Rainfall, world grain stocks will drive markets, analysts say
It didn't take long for world grain stocks and domestic moisture concerns -- mainly in the southern Corn Belt and Delta regions -- to overshadow the latest USDA Crop Production numbers released Friday morning.
On one hand, analysts say there won't be a shortage of buyers and processors for the U.S. corn crop -- pegged by USDA Friday at 13.054 billion bushels with an average yield of 152.8 bushels per acre. This means corn marketplace dynamics likely won't change dramatically through harvest. "We have such a large corn crop, but we're going to use it," says Al Kluis of Kluis Commodities.
On the other hand, the soybean supply and demand picture is less cut-and-dried, for a number of reasons, analysts say. First, a great deal depends on the weather forecast in the coming weeks. The soybean crop in the southern third of the Corn Belt and in the Southeast needs moisture soon if yield losses are to be avoided.
"If they don't get rain in the next six to 10 days in the Delta and the lower one third of the Corn Belt, we could have yield losses, some dramatic," says James Bower of Bower Trading, Inc. "I think the verdict still has a long way to go, especially with soybeans."
A drought-shortened soybean crop this year could force production elsewhere in the world in order to meet the growing demand for the crop, especially given the fact this year's U.S. crop is pegged at 2.653 billion bushels, 18% below last year's production.
"If you look at soy numbers by themselves, the ending stocks for 2008, even based on a 41.5 bushels-per-acre yield, are still dangerously low," Bower says. "There's an increase in global demand for soybeans, so somebody's going to have to make up the acreage loss we've had this year, but the price is going to have to go high enough for that South American producer to grow more beans."
If heading south is the answer to meeting growing global demand for soybeans and soy products, a few things need to happen, namely a climb in the U.S. soybean market, says CME broker and market analyst Noel Blue.

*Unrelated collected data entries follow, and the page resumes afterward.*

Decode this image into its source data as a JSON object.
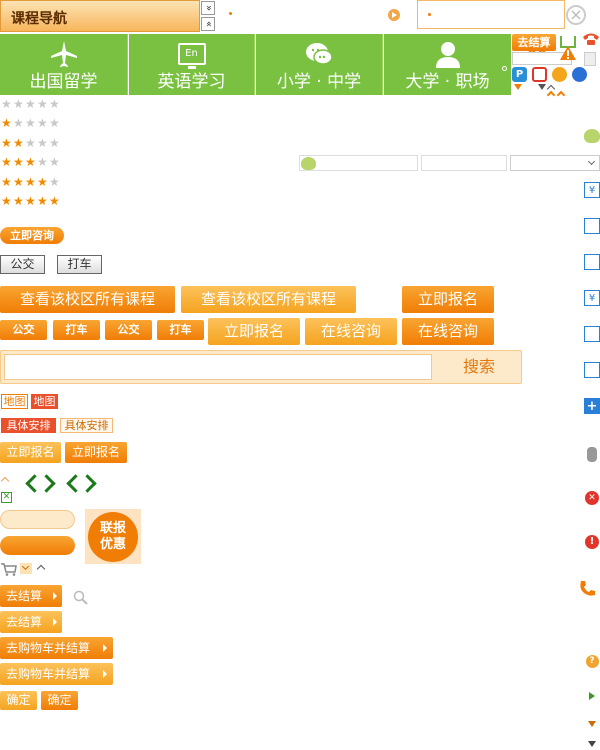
{
  "header": {
    "course_nav": "课程导航",
    "arrow_down": "»",
    "arrow_up": "«",
    "close": "×"
  },
  "nav": {
    "items": [
      {
        "label": "出国留学"
      },
      {
        "label": "英语学习",
        "icon_text": "En"
      },
      {
        "label": "小学 · 中学"
      },
      {
        "label": "大学 · 职场"
      }
    ]
  },
  "right_tools": {
    "checkout": "去结算"
  },
  "ratings": [
    0,
    1,
    2,
    3,
    4,
    5
  ],
  "consult_pill": "立即咨询",
  "transport": {
    "bus": "公交",
    "taxi": "打车"
  },
  "orange_row1": {
    "view_courses_a": "查看该校区所有课程",
    "view_courses_b": "查看该校区所有课程",
    "enroll": "立即报名"
  },
  "orange_row2": {
    "bus_a": "公交",
    "taxi_a": "打车",
    "bus_b": "公交",
    "taxi_b": "打车",
    "enroll": "立即报名",
    "consult_a": "在线咨询",
    "consult_b": "在线咨询"
  },
  "search": {
    "placeholder": "",
    "button": "搜索"
  },
  "map_tags": {
    "map_a": "地图",
    "map_b": "地图"
  },
  "schedule_tags": {
    "schedule_a": "具体安排",
    "schedule_b": "具体安排"
  },
  "enroll_small": {
    "a": "立即报名",
    "b": "立即报名"
  },
  "promo_badge": {
    "line1": "联报",
    "line2": "优惠"
  },
  "checkout_buttons": {
    "a": "去结算",
    "b": "去结算",
    "cart_a": "去购物车并结算",
    "cart_b": "去购物车并结算"
  },
  "confirm": {
    "a": "确定",
    "b": "确定"
  },
  "colors": {
    "nav_green": "#7ac142",
    "orange": "#f07d06",
    "light_orange": "#fcc25a",
    "search_bg": "#fdeacb"
  }
}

"The market for soybeans needs to remain at and above current high price levels to inspire Brazil to increase soybean production. But, their currency is far too strong to make Brazillian producers want to do so until they see $10 beans," she says. "October 15 is a critical decision-making date deadline for determining whether or not Brazilian producers are going to amp up their soy production enough to make up for world soybean demand."

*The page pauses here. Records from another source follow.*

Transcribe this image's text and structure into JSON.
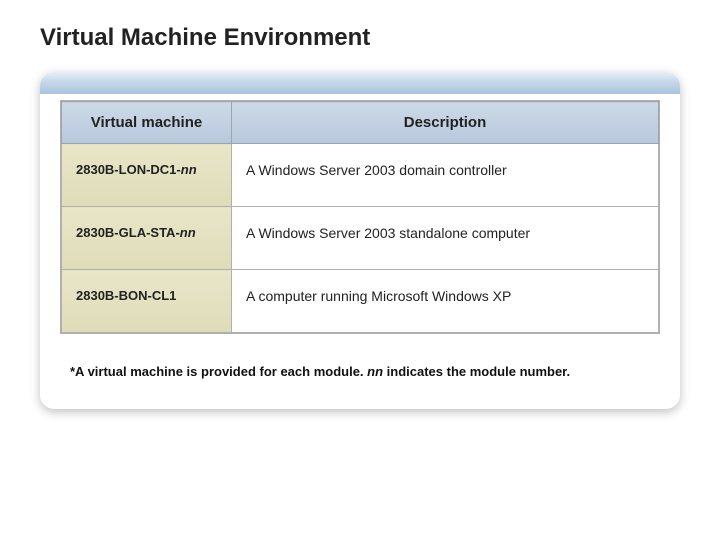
{
  "title": "Virtual Machine Environment",
  "table": {
    "headers": {
      "col1": "Virtual machine",
      "col2": "Description"
    },
    "rows": [
      {
        "name_prefix": "2830B-LON-DC1-",
        "name_suffix": "nn",
        "description": "A Windows Server 2003 domain controller"
      },
      {
        "name_prefix": "2830B-GLA-STA-",
        "name_suffix": "nn",
        "description": "A Windows Server 2003 standalone computer"
      },
      {
        "name_prefix": "2830B-BON-CL1",
        "name_suffix": "",
        "description": "A computer running Microsoft Windows XP"
      }
    ]
  },
  "footnote": {
    "part1": "*A virtual machine is provided for each module.  ",
    "nn": "nn",
    "part2": " indicates the module number."
  }
}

Meanwhile, wheat and coarse grain stocks in Europe are at near-record lows, the latter pegged Friday as 200 million tons lower than its peak in 2000, according to Richard Feltes of MF Global, who called the EU wheat export figure the "most shocking number."
"My commercial contacts in the trade think the EU wheat export number is too high. That puts the U.S. wheat carryover in jeopardy," Feltes says. "With the spread between U.S. and EU wheat at record levels, the U.S. has to go up and close the record gap."